The key point is that the "struct-declaration-list" is optional! When you declare a variable like struct S my_var;, you're choosing to omit the braced definition of the struct.

And when you introduce a new struct tag with struct S { int x; };, that is also a declaration. BUT you're choosing to omit the name of a variable.

C lets you omit the variable name, and that's why int; is a legal declaration.

In the entirety of the C language, there is only 1 place you can use struct. You choose to add a variable name to the declaration, or a braced definition to the type-specifier.

This perspective is important. The language is not imposing that you "prepend" struct to a seemingly normal variable declaration.

Compare this with modern languages like Java, where a class definition is syntactically and semantically distinct. In C, it's a single, multi-faceted language feature.

And as a C compiler maintainer, this IS how you implement struct. It really is one language feature!

But why not always parse struct tags as type specifiers?

I don't think we can assume Ritchie knew about this any more than he knew about inheritance, for-each loops, or lambdas. Either nobody needed it, or it hadn't been invented!

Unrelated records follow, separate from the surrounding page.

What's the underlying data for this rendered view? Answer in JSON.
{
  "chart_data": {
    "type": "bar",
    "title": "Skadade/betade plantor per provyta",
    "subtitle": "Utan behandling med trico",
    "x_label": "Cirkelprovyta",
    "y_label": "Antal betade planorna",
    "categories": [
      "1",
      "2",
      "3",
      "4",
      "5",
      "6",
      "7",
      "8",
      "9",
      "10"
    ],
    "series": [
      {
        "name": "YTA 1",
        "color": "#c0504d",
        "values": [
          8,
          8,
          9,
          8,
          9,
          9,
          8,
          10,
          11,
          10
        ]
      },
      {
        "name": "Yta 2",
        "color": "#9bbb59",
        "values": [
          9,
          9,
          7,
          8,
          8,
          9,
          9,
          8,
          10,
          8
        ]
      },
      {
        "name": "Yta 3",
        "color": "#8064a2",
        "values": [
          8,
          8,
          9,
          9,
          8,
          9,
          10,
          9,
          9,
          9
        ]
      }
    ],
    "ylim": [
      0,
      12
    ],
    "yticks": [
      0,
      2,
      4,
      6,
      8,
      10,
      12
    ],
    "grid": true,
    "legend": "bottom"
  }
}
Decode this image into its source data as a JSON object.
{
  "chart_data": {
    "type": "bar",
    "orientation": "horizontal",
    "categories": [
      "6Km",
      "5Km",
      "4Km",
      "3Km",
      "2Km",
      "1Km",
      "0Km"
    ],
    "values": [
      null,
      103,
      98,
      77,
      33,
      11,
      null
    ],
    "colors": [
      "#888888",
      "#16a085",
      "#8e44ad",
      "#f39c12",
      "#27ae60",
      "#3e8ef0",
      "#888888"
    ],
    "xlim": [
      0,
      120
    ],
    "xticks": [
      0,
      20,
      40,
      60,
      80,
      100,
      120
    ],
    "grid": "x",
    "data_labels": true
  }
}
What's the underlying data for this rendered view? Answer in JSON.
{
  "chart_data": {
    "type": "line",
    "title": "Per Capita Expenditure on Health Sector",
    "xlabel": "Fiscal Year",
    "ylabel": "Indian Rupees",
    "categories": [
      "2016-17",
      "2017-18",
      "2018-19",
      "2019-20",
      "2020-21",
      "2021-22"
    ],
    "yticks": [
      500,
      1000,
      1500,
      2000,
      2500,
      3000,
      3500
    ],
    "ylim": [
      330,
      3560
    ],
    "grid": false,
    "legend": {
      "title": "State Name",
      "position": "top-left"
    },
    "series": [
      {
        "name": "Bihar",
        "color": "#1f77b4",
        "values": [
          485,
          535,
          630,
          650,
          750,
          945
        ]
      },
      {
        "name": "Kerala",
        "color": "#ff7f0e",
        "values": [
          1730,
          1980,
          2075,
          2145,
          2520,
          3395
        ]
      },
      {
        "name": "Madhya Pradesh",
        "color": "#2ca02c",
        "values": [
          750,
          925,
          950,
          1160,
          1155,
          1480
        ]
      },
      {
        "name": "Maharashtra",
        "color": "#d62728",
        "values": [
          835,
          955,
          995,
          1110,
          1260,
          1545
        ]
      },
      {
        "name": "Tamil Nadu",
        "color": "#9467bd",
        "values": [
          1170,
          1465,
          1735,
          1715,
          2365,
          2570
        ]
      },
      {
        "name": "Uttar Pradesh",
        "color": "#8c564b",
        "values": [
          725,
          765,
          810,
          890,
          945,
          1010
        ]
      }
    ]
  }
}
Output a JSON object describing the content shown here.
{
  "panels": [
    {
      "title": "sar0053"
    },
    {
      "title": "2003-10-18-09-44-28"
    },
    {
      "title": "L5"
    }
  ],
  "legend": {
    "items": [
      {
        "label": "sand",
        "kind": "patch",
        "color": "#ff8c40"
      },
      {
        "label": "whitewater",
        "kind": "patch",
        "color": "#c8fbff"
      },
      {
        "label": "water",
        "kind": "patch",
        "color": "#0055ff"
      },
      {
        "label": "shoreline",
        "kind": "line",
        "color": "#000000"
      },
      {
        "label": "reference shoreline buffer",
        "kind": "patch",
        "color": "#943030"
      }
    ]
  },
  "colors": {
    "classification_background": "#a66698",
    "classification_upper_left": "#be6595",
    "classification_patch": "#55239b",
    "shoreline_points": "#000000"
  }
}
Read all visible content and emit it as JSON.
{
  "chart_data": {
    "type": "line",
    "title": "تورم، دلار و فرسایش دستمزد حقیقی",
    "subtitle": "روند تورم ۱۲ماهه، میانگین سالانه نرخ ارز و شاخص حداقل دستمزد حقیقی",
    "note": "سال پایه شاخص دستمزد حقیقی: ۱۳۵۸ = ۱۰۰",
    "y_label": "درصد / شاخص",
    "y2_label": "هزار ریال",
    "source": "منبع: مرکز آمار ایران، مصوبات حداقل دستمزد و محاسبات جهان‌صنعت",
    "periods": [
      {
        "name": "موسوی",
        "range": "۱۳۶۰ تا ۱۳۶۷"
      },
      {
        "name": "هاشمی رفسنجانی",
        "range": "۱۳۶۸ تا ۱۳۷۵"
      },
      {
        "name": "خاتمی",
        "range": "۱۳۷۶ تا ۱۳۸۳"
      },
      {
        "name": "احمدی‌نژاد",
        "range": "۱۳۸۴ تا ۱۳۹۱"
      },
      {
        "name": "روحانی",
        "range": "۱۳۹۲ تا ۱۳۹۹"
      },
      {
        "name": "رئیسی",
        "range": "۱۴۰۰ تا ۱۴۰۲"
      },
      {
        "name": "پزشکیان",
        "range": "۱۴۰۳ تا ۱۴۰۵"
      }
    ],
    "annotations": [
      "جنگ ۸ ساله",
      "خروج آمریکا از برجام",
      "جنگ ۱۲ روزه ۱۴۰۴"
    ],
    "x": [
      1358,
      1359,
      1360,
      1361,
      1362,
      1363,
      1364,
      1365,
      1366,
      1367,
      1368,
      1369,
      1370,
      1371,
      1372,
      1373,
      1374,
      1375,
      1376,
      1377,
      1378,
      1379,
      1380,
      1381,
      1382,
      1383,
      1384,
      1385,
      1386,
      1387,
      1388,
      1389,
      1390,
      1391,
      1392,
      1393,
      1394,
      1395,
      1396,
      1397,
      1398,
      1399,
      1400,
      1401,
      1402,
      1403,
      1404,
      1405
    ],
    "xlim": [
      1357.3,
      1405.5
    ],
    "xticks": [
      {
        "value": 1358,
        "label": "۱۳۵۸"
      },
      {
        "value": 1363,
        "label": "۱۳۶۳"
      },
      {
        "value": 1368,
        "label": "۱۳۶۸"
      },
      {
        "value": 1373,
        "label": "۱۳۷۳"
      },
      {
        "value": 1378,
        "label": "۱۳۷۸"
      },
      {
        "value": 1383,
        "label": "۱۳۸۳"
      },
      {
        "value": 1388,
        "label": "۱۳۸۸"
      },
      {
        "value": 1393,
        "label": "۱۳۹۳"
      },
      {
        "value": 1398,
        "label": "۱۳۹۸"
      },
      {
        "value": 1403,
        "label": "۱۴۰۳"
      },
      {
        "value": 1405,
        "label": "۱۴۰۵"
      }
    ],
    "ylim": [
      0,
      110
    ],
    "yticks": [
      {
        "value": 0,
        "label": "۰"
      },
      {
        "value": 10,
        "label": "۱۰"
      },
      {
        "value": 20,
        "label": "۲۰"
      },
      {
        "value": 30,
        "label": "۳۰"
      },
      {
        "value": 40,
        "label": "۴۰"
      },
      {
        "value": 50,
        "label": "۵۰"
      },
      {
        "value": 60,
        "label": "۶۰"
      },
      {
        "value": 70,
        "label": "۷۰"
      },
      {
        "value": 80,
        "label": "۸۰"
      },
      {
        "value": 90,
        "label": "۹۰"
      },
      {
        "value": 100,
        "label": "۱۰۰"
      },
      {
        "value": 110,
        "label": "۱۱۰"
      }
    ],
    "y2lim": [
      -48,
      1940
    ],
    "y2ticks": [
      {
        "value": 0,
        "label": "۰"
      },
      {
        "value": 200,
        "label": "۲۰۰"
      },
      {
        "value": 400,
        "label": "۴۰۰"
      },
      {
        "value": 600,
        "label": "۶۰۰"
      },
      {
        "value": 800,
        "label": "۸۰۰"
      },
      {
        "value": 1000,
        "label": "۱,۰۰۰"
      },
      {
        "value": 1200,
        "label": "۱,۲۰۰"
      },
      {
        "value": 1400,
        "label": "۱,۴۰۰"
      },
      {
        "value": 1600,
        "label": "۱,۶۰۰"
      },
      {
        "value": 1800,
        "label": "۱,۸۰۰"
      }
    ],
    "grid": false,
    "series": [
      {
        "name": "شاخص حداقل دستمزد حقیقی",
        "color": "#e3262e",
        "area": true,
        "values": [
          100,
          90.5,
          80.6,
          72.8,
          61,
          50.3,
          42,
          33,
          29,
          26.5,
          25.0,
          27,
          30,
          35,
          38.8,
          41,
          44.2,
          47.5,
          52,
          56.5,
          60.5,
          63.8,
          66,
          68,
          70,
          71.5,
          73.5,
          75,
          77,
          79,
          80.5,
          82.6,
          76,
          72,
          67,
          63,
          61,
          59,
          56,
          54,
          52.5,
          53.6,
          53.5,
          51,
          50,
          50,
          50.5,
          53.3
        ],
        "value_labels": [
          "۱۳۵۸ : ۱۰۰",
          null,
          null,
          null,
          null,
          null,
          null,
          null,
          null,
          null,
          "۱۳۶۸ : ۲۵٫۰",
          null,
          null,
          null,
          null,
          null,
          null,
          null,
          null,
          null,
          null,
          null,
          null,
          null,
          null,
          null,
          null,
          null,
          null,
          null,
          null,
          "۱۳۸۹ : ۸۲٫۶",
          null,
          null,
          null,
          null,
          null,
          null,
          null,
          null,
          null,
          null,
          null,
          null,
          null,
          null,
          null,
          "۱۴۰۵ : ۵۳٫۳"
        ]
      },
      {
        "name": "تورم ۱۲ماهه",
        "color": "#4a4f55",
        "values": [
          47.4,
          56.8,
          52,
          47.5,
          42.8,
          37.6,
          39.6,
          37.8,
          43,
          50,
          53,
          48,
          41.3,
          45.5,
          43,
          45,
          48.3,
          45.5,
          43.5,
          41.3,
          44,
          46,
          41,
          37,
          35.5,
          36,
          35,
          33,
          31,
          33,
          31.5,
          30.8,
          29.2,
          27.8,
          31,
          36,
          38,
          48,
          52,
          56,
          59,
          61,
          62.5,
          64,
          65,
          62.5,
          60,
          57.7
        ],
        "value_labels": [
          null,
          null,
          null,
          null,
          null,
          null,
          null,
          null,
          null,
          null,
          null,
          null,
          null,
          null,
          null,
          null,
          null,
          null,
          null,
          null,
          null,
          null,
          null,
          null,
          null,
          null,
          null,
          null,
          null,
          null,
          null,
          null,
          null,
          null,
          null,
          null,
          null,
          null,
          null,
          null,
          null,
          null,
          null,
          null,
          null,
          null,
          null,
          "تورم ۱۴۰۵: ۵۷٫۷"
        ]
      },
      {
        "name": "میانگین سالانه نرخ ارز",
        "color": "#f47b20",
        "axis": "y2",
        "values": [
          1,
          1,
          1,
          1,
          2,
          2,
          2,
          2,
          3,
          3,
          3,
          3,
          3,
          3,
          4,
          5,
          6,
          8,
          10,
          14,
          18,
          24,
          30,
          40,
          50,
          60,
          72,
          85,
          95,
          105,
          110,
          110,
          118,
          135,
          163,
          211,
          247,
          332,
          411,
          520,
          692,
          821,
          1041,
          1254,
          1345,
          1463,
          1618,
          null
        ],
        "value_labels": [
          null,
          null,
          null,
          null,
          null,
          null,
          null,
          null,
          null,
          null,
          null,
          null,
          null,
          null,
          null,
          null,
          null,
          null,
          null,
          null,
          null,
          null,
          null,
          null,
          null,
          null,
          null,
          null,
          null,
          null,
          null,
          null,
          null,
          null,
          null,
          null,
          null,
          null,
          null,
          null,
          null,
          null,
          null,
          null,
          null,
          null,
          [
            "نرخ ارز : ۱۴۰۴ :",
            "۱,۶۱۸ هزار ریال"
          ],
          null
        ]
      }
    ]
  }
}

But we know users did establish the idiom that type-specifiers should have synonymous identifiers. This came in the form as #define MyType struct S, but, as K&R (1978) states, this didn't work for function type-specifiers.

This was an aesthetic problem with the language, and instead of adding a messy special case for struct tags, Kernighan and Ritchie generalized the solution to something far more useful. typedef lets you give a name to ANY type-specifier! struct S, or struct S { ... }, or enums, unions, function pointers, platform dependent sizes.

That's what K&R cites as the purpose of typedef. A multi-faceted solution to an already multi-faceted declaration syntax. No special cases, and it respects the existing grammar: A declaration is a type-specifier with an optional variable name. And now, any type-specifier you want can have a unique name.

Please feel free to ask for clarification.